The Pulse, a gay nightclub in Orlando, has walls. They can keep out heat and cold, rain and wind but not hatred. The ISIS-inspired gunman who murdered 49 innocent people and wounded 53 last Saturday night might have been kept out of the United States if higher walls were built around our immigration policy as well as our borders. But the murderer was born in New York City long predating the Islamic State and even 9/11. The battle against Islamist extremism (President Obama won’t say it; I will) will be long, difficult and bloody. Nonetheless, we will not protect America by destroying its cherished values.
What then of Sir Jaime and Riverrun? Faced with those high, thick walls, he developed a brilliant, if cruel, solution. He held prisoner Riverrun’s legitimate lord Edmuir Tully and Edmuir’s young son. Sir Jaime offered Edmuir his freedom if Edmuir would order the troops in Riverrun to stand down and open the gate. Otherwise, he’d catapult Edmuir’s son over the walls. Fire a single shot as it were. Edmuir relented.
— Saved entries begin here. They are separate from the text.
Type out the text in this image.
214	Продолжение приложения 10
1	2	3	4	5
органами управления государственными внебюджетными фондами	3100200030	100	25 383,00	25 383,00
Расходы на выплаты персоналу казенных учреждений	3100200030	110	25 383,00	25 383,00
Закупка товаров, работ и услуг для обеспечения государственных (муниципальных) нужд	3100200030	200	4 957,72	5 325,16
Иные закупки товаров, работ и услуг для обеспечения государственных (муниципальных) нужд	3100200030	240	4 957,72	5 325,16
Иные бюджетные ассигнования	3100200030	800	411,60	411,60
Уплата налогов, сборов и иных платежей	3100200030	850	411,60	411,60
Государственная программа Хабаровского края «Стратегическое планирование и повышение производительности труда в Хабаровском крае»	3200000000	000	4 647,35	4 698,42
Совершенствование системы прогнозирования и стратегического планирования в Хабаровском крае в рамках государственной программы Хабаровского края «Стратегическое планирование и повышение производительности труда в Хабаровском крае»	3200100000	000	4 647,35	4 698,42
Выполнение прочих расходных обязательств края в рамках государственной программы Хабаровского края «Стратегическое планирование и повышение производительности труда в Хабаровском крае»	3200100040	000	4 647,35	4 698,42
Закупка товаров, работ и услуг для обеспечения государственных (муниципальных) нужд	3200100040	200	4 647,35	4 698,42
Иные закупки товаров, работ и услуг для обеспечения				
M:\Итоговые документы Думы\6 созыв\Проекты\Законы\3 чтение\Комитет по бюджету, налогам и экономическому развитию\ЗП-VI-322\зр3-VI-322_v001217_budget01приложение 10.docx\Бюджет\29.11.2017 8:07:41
A walled fortress, Fort Point, sits under the south end of the Golden Gate Bridge not far from my home. The first cannon was mounted there in 1861 to protect San Francisco Bay. Attacks by Confederate ships never came. Walled fortresses soon became obsolete thanks to powerful artillery and larger ship-based guns even before the advent of air power. There’s a lesson here.
Donald Trump wants to build walls to limit what people and goods can enter the United States. Some Americans respond enthusiastically. A changing society frightens them. In truth, our post-industrial economy has left many behind. But fear and frustration offer no solutions. They only drive people to vilify other religions, races and nationalities. Moreover, the walls that keep others out would imprison us. Still, they cling to the mantra, “Things were better in the past.”
Interestingly, that’s the mantra of ISIS.